Voici un autre exemple : A. Comte veut essayer de fonder les classifications psychologiques sur quelque chose de précis. Il a évidemment raison en principe ; mais par quelle aberration peut-il accepter les idées fantastiques de Gall ? Si la phrénologie était une science, elle serait très utile pour l’étude des causes, puisqu’elle permettrait de classer avec sûreté ; mais il ne faut pas prendre ses désirs pour des réalités.

Les classifications artificielles ont une si grande importance, dans l’étude de la nature, qu’il faut rechercher sur quelles bases elles s’appuient. Si les choses se suivaient d’une manière tout à fait continue dans le monde, il est clair qu’il n’y aurait pas de classifications artificielles possibles, puisque les groupes n’apparaîtraient pas. Il est loin d’en être ainsi et rien n’est plus faux que l’adage : « natura non facit saltus ».

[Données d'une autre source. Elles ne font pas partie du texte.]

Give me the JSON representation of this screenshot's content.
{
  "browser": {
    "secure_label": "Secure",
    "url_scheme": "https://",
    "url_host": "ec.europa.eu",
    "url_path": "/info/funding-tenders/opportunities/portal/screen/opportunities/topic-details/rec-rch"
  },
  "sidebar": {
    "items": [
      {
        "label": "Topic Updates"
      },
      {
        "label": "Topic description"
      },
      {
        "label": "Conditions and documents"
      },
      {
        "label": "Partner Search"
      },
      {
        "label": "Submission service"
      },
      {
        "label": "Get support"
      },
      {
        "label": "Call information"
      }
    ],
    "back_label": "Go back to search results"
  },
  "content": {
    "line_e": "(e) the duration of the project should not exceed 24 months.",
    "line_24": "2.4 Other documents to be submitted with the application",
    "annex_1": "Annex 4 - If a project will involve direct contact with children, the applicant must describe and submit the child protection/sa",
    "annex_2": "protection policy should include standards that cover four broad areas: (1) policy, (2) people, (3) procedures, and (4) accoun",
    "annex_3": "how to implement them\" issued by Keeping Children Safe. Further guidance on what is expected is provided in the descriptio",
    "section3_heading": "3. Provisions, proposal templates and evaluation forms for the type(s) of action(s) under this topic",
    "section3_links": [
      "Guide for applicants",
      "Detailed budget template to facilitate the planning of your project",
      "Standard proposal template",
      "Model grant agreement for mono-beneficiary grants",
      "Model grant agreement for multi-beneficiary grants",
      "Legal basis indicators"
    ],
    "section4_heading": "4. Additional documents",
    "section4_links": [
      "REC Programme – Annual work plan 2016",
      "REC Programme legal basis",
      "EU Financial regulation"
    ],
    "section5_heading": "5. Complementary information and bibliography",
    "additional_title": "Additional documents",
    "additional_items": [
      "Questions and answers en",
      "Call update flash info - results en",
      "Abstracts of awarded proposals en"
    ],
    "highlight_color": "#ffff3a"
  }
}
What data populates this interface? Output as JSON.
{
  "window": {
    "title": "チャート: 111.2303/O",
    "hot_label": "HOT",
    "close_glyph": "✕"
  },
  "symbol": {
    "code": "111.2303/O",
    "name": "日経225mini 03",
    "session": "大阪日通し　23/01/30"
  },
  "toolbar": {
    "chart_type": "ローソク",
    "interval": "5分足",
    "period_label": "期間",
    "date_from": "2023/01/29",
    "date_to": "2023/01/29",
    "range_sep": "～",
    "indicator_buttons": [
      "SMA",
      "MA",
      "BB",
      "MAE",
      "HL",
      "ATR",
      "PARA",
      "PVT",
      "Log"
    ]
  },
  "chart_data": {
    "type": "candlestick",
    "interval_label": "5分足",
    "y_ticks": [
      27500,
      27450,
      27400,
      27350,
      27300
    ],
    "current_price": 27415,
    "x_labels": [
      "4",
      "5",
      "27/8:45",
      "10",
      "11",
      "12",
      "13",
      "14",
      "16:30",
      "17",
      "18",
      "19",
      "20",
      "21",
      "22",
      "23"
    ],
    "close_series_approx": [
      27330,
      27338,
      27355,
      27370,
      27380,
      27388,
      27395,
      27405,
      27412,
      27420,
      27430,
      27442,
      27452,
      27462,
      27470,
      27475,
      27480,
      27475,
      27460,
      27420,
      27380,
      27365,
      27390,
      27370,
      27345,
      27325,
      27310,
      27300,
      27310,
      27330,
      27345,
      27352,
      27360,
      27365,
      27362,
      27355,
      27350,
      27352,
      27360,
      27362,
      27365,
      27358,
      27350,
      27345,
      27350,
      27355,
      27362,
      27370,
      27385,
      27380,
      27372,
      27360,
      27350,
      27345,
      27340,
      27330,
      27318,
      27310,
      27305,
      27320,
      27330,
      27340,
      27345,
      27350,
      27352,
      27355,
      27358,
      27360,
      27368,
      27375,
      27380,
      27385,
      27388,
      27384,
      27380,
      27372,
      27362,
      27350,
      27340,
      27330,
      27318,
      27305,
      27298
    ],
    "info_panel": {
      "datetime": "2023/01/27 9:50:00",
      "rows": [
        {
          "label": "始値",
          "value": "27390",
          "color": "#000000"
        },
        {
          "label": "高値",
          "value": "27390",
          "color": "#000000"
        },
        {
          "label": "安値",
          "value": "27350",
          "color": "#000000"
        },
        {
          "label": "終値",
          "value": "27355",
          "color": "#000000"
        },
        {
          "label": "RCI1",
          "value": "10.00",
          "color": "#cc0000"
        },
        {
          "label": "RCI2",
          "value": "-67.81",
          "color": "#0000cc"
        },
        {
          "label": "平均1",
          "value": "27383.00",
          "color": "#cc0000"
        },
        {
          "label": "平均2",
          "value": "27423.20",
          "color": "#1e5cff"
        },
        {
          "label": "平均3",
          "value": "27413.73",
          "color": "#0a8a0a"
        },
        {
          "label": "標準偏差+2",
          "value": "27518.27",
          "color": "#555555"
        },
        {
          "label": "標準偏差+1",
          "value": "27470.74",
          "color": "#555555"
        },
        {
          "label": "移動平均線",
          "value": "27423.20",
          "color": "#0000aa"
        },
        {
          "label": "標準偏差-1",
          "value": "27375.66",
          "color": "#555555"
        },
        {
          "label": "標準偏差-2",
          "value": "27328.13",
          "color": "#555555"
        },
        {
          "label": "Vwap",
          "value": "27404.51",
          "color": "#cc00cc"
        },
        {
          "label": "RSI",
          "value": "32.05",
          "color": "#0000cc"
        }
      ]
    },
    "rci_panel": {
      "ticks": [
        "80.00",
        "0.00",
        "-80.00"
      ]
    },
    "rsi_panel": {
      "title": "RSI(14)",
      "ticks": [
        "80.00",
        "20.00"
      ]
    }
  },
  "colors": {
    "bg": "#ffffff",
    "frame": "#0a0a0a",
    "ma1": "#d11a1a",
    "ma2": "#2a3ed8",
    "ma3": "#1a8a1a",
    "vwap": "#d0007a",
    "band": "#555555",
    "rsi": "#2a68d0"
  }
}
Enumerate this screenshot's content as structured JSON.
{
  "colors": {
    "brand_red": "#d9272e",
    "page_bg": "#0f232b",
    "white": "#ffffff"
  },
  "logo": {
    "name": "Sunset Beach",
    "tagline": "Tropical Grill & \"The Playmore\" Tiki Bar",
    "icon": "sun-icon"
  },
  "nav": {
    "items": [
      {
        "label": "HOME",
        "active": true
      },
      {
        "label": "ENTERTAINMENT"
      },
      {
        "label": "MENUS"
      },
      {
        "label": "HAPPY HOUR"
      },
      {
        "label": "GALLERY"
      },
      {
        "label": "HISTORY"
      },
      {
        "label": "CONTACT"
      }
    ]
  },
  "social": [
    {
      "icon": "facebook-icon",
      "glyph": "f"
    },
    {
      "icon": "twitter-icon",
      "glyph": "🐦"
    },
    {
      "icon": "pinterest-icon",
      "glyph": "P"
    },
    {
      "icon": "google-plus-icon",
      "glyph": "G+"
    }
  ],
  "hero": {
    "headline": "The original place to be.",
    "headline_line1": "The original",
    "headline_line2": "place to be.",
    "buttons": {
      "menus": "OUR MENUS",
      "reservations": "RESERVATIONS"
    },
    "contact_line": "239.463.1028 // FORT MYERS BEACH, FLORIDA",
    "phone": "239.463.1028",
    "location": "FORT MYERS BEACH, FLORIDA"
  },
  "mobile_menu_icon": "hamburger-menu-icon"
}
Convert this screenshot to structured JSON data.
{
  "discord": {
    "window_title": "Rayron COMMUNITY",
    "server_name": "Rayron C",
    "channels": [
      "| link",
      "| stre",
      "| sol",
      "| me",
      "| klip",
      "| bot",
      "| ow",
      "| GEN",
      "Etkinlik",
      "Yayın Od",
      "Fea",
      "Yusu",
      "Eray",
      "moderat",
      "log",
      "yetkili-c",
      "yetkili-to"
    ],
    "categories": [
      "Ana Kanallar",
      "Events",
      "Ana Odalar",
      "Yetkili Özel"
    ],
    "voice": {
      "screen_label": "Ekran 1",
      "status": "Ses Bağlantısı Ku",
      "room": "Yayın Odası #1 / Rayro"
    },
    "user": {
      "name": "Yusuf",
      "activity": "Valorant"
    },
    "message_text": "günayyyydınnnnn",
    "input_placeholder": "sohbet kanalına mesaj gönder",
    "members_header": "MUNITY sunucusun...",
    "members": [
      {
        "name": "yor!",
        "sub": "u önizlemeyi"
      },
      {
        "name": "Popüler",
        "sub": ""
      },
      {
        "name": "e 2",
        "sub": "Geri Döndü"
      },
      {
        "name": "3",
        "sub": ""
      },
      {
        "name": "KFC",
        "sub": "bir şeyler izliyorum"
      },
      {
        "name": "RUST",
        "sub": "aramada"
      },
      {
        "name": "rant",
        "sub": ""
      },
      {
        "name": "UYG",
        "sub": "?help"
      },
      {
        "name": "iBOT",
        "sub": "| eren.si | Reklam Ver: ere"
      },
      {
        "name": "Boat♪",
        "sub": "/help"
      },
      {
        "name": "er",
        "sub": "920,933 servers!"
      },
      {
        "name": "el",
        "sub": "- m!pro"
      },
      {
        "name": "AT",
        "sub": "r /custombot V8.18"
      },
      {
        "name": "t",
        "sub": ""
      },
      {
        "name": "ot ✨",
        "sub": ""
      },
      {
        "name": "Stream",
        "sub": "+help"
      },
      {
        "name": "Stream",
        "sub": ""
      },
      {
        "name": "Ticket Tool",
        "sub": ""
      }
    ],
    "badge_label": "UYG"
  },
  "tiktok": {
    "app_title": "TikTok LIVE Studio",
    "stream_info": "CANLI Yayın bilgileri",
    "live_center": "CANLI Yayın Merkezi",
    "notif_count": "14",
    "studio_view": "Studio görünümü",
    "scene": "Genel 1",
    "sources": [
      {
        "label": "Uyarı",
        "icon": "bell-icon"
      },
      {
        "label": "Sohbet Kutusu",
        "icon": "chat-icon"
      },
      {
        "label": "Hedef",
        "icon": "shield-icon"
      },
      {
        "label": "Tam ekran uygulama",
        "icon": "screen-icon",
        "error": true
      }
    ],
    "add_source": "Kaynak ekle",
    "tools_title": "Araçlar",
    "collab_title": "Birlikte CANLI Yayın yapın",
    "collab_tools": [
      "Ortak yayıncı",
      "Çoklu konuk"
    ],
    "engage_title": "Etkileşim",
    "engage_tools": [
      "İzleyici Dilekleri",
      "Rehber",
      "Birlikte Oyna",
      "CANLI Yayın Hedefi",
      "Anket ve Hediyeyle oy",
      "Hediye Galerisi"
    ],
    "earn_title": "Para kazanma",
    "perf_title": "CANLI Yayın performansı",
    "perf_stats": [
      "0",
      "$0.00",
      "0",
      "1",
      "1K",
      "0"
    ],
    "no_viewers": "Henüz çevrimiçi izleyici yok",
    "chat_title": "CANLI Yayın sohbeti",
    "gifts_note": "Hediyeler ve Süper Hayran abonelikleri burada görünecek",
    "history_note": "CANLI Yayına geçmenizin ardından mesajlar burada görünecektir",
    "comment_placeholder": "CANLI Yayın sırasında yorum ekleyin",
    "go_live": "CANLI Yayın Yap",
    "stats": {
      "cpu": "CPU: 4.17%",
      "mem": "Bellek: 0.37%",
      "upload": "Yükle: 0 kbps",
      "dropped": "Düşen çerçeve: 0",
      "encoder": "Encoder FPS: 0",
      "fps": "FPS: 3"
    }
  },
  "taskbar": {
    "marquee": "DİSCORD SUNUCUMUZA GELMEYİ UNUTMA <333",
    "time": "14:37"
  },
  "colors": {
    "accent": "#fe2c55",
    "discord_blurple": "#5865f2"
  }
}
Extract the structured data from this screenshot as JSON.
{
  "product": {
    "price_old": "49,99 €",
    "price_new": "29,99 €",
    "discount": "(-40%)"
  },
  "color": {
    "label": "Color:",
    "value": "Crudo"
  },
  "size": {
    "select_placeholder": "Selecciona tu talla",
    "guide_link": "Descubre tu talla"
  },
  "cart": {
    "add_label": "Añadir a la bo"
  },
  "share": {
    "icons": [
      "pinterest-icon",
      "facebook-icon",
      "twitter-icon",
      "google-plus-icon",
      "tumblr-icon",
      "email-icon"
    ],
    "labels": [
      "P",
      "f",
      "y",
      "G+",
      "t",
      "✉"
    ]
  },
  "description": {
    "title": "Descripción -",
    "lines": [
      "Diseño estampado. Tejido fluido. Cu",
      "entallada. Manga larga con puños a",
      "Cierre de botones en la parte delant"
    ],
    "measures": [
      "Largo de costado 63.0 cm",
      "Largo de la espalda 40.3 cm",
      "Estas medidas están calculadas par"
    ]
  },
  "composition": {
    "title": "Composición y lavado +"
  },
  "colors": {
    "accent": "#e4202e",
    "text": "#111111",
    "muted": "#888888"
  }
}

En réalité, les phénomènes se groupent et se réunissent, d’après un certain air de famille. Dans les groupes, les êtres les plus nombreux se rapprochent d’un type moyen ; ceux qui s’éloignent beaucoup de cette forme sont extrêmement rares. Il est donc possible, presque toujours, de former des classifications, très utilisables pour les besoins du raisonnement. Il est même quelquefois permis de raisonner sur le type moyen comme sur un être réel. Dans ce cas, on peut appliquer à cette individualité fictive des raisonnements qui rappellent complètement ceux de la physique. Le nombre peut ainsi trouver une application exceptionnelle dans ces études, où il n’a plus sa place marquée, d’après les principes purs de la science.

La classification que fait le vulgaire est toujours artificielle. Il faut un esprit scientifique pour arriver à la définition véritable. À vrai dire, il n’y a pas de définition dans le sens où on la demande le plus souvent. Une brique est, pour le maçon, un corps rectangulaire, formé d’argile cuite et propre à la construction avec le mortier. Ce n’est plus là une définition ; il y a autant de définitions que d’ordres scientifiques : le géomètre ne voit dans la brique qu’une figure ; le physicien en étudiera le poids, la couleur, la conductibilité, etc. ; le chimiste, la composition, etc. Autant de branches, autant de définitions.

Les définitions que l’on donne ordinairement des objets sont celles qui servent pour l’usage courant. Le maçon ne sait pas grand’chose de la brique, au point de vue scientifique ; mais, pour lui, elle est cause de la construction, et c’est au point de vue de la construction qu’il la définit.